[ofa-general] some questions on stale connection handling at the IB CM

Discussion:

Or Gerlitz

2007-12-17 15:08:20 UTC

Hi Sean,

Basically, I am trying to understand when a "stale connection" as defined by
12.4.1 handling is carried out by the CM and what are the cases where it
must be handled at the app level (if there are such).

Looking on the code, I see that the CM sends a reject message with the reason being
IB_CM_REJ_STALE_CONN when it gets a REQ or REP whose <QPN, CA GUID> pair is already
present at the remote-qpn rb tree (and in another case which I don't fully understand).

On the other side, when the CM receives a reject message with that reason, the local handle
(id) is moved to the timewait state, where my understanding is that it will sit there for a while
and then a reject/stale-connection callback will be delivered to the user, the id will be removed.
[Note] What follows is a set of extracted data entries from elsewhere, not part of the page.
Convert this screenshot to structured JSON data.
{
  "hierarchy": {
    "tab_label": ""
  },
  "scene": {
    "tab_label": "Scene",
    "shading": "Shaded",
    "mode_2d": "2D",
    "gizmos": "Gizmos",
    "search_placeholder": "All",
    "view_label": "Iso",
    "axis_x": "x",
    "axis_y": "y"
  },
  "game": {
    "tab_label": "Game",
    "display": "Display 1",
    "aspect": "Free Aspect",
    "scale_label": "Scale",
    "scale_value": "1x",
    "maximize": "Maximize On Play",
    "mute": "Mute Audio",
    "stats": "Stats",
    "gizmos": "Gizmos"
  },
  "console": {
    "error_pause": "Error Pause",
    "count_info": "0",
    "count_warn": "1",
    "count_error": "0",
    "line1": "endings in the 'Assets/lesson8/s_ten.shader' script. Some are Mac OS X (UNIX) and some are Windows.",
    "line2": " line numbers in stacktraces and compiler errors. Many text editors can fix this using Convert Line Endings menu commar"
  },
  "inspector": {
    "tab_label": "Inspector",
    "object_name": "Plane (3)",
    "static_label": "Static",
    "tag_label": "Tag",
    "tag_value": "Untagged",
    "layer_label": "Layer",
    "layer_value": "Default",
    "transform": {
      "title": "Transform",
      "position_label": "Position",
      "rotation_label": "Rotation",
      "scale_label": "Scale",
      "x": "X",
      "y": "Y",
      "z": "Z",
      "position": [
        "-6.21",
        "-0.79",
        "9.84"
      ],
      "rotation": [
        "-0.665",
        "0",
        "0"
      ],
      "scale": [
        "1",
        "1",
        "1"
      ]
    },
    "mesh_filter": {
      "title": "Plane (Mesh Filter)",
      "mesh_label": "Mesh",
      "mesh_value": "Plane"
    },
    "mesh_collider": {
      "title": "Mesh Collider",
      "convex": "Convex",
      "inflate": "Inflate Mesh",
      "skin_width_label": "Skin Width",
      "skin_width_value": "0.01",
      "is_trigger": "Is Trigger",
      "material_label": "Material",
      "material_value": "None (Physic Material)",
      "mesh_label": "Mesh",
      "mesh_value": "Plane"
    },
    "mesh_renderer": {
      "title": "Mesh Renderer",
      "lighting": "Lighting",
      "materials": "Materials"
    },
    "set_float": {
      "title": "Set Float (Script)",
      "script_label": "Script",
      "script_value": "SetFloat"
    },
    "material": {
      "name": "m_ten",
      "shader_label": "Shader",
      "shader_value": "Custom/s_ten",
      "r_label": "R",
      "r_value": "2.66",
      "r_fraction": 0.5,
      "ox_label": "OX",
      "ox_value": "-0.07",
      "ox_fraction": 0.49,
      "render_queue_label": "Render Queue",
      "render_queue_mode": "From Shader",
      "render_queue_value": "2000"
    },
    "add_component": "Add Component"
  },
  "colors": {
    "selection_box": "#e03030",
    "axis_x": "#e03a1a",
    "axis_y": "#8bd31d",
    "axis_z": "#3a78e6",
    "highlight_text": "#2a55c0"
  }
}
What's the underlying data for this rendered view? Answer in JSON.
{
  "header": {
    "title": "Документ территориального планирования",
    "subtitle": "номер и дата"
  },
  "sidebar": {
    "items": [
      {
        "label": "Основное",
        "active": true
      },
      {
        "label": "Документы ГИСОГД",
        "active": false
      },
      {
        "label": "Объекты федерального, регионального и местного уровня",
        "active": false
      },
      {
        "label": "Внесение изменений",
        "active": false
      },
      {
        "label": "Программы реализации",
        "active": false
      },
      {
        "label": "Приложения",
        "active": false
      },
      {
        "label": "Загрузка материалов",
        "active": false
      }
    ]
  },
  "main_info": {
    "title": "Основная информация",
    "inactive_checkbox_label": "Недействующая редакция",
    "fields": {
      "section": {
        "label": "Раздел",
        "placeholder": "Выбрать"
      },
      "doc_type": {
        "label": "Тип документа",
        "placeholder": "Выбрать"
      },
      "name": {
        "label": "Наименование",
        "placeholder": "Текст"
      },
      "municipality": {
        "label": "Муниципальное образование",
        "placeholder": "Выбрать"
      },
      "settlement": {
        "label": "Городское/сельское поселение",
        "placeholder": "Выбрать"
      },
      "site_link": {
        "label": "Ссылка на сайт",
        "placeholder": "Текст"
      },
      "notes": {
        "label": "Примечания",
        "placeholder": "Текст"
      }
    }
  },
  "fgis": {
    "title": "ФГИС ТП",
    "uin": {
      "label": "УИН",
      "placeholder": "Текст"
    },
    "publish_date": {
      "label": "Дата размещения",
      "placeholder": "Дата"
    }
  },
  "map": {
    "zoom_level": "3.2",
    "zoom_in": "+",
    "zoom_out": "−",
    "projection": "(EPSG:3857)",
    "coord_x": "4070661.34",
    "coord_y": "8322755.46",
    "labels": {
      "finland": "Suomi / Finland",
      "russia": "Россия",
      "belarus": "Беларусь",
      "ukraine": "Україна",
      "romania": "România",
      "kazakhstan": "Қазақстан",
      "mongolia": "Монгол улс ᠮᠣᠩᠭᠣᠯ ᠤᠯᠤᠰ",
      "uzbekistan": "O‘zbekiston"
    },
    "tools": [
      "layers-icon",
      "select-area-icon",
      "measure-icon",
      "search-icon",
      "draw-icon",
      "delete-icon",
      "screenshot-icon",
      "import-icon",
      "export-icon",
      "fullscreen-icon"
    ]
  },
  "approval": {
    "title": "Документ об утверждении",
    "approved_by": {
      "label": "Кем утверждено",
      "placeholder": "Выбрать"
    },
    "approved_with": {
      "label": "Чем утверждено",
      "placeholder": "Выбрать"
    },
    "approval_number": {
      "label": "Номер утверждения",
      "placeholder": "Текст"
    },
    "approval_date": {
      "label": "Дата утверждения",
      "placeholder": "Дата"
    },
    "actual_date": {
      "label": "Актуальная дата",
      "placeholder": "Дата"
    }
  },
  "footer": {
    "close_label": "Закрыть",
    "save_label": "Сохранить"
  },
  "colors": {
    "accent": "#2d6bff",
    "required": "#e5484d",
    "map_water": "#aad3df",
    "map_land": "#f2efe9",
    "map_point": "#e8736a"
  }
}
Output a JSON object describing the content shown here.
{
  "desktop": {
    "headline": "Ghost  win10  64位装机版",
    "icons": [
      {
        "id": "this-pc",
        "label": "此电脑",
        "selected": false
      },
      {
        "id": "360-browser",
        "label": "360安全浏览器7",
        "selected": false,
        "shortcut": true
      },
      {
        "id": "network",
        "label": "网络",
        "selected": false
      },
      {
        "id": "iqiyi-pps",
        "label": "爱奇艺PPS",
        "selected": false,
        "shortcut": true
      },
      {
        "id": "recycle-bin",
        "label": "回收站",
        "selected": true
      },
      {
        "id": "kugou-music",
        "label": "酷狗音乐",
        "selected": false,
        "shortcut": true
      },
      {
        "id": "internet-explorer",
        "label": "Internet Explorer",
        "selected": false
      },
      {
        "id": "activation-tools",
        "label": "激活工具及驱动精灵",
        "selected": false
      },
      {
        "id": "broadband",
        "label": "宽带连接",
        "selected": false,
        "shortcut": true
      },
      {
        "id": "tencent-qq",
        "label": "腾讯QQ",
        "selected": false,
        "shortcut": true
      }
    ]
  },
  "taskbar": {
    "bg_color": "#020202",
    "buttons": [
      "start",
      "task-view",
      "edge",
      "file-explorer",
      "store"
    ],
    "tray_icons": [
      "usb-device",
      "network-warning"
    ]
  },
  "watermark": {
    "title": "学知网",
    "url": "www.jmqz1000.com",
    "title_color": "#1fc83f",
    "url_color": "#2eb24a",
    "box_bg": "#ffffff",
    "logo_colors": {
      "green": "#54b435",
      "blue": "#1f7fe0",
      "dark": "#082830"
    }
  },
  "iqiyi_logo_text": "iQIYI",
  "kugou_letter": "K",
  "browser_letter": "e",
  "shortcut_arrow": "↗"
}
What I don't see is issue of "DREQ, with DREQ:remote QPN set to the remote QPN from the REQ/REP"
as stated in 12.9.8.3.1 (below), is it really missing or I am reading the code wrong?

Also, its quite clear to me that from the view point of the application there are stale
connection cases which the CM can not catch, eg a client DREQ did not arrive to the server
side CM and then the client REQ uses a different QPN, etc. My understanding is that in such
cases the responsibility to close the stale connection/qp is on the server app.

Or.

12.9.8.3.1 REQ RECEIVED / REP RECEIVED
(RC, UC) A CM may receive a REQ/REP specifying a remote QPN in REQ:local QPN/REP:local QPN
that the CM already considers connected to a local QP. A local CM may receive such a REQ/REP
if its local QP has a stale connection, as described in section 12.4.1. When a CM receives
such a REQ/REP it shall abort the connection establishment by issuing REJ to the REQ/REP.
It shall then issue DREQ, with DREQ:remote QPN set to the remote QPN from the REQ/REP, until
DREP is received or Max Retries is exceeded, and place the local QP in the TimeWait state.

Sean Hefty

2007-12-17 19:57:59 UTC

Permalink

Post by Or Gerlitz
Looking on the code, I see that the CM sends a reject message with the reason being
IB_CM_REJ_STALE_CONN when it gets a REQ or REP whose <QPN, CA GUID> pair is already
present at the remote-qpn rb tree (and in another case which I don't fully understand).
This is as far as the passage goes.